Cet appel à projet est depuis maintenant presque 10 ans devenu l’action de mécénat emblématique de Crédit Agricole Assurances. C’est un appel à projets national qui concerne toutes les structures d’intérêt général de toutes tailles : associations, fondations, organismes publics, … pour des projets extrêmement variés : actions de formation proposées aux entreprises, ateliers collectifs d’information destinés aux aidants afin de favoriser le partage et de diminuer leur isolement, application mobile de psychoéducation pour les aidants dont le proche est suivi en psychiatrie, …
En 2018 nous avons fait le choix de réorienter l’appel à projet en le centrant sur trois thématiques identifiées au fil des années lors des sélections de projets, soit parce qu’elles étaient émergentes (et il est important pour nous de participer à des projets innovants sur le sujet des aidants) soit des problématiques en développement.
- Les jeunes aidants
- La prévention au service de la santé des aidants
- Les aidants et l’emploi
Jusqu’à aujourd’hui, cet appel à projets a permis de soutenir plus de cent-cinquante organismes pour une dotation globale de près de 2,5 millions d’euros.
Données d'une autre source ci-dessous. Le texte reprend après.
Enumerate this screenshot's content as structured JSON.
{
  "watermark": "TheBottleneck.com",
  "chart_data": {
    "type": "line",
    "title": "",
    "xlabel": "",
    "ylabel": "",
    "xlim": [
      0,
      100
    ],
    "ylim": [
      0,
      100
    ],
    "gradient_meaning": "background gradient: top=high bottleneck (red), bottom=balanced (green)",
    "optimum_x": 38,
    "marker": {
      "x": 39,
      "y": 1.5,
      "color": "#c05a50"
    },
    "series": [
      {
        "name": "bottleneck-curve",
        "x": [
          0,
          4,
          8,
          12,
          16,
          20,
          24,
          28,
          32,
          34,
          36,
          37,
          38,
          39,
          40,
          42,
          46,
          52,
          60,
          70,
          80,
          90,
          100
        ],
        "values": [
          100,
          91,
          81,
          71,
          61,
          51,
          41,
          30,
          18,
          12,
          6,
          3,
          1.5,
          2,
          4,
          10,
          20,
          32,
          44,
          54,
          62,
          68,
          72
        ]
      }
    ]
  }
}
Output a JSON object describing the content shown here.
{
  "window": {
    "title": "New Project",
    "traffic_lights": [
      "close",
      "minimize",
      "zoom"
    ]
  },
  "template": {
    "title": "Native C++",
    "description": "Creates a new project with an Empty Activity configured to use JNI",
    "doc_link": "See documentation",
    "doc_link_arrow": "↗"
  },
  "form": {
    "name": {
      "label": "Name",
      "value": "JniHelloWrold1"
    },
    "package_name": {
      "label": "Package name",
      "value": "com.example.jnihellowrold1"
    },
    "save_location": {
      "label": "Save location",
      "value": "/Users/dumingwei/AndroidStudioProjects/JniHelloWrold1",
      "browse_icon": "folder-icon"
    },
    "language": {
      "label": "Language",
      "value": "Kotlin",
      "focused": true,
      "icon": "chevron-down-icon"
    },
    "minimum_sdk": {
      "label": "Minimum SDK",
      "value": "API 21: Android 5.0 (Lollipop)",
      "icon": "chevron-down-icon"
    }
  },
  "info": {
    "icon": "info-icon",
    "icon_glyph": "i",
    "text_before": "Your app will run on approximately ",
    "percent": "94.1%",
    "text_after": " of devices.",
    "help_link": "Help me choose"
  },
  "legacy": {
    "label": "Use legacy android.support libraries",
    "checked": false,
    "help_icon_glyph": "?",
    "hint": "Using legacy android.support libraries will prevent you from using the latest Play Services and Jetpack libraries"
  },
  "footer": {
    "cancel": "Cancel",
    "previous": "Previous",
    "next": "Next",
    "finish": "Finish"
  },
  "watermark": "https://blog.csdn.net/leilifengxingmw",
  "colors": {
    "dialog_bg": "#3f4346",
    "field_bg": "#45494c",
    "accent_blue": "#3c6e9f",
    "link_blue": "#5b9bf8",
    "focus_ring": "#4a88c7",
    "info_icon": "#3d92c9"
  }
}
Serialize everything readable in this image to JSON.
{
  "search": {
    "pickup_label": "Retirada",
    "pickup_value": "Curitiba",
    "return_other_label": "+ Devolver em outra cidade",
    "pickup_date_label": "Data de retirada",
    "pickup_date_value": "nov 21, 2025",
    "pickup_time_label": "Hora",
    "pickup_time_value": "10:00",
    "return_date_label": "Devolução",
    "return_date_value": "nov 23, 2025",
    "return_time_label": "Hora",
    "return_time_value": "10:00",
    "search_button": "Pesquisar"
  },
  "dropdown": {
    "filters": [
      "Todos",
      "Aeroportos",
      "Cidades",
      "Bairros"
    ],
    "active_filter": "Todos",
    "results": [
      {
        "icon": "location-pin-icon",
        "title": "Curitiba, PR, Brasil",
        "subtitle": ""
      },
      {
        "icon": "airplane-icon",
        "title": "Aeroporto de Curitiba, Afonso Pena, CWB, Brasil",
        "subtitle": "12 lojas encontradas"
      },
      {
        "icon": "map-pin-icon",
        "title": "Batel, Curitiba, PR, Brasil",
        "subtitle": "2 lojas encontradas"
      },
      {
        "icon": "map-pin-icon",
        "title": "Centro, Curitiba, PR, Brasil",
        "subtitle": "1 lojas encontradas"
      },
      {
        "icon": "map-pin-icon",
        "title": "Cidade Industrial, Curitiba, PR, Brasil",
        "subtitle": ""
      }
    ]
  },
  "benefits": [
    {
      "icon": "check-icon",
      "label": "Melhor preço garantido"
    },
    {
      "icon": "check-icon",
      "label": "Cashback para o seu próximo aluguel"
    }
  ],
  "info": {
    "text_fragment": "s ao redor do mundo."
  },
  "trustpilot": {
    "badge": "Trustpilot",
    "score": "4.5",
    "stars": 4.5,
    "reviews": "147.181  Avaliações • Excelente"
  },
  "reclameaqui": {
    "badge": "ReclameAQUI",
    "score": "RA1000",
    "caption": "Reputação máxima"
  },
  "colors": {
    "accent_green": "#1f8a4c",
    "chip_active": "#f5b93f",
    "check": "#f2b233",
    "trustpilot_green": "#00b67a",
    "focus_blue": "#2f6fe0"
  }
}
En parallèle, nous organisons depuis deux ans des rencontres avec les associations sélectionnées qui nous ont fait part d’un vrai besoin de formation. Nous mettons donc en place deux jours de formation à Paris sur les sujets liés au financement, à la communication et la réalisation de partenariats sur leur territoire. Ces rencontres nous permettent de comprendre à la fois les besoins des associations mais aussi de mieux cerner l’évolution de la thématique des aidants. Cela nous pousse à réfléchir à l’évolution de l’appel à projets afin de l’adapter au mieux aux enjeux actuels.
Vous avez mené cette année une étude d’impact sur l’ensemble des projets soutenus. Pouvez-vous nous en dire plus ?
En 2020, l’appel à projets aura dix ans. Il était important pour nous de connaître son impact, que ce soit à travers les actions soutenues mais aussi sur sa communication et sa résonance dans les territoires. Nous avons donc interrogé les trois parties prenantes de cet appel à projets : les Caisses régionales qui sont des relais importants, les associations financées et celles non financées.
Du côté des associations soutenues, l’appel à projets a été un véritable déclencheur d’actions : les projets qui n’auraient pas pu aboutir sans le mécénat de Crédit Agricole Assurances ont pu voir le jour. A minima, il a permis, pour une grande majorité d’entre elles, de développer ou de déclencher une réflexion en interne et d’améliorer le fonctionnement et la visibilité de l’association. Pour chaque projet financé, ce sont 130 aidants qui sont soutenus en moyenne et 70 personnes aidées.
Du côté des associations non financées, l’appel à projets a permis à 40% d’entre elles de structurer des actions vis-à-vis des aidants qu’elles accompagnent et de rechercher des solutions de financement auprès d’autres acteurs.
Les résultats de cette étude d’impact nous permettent de mieux comprendre les besoins des associations et de proposer, dès l’année prochaine, des missions adaptées à nos collaborateurs à travers du bénévolat de compétences.
Cette étude d’impact nous conforte aussi dans l’utilité de cet appel à projets d’agir dans l’intérêt de la société, tout en nous donnant de nouvelles pistes de réflexion pour le faire évoluer.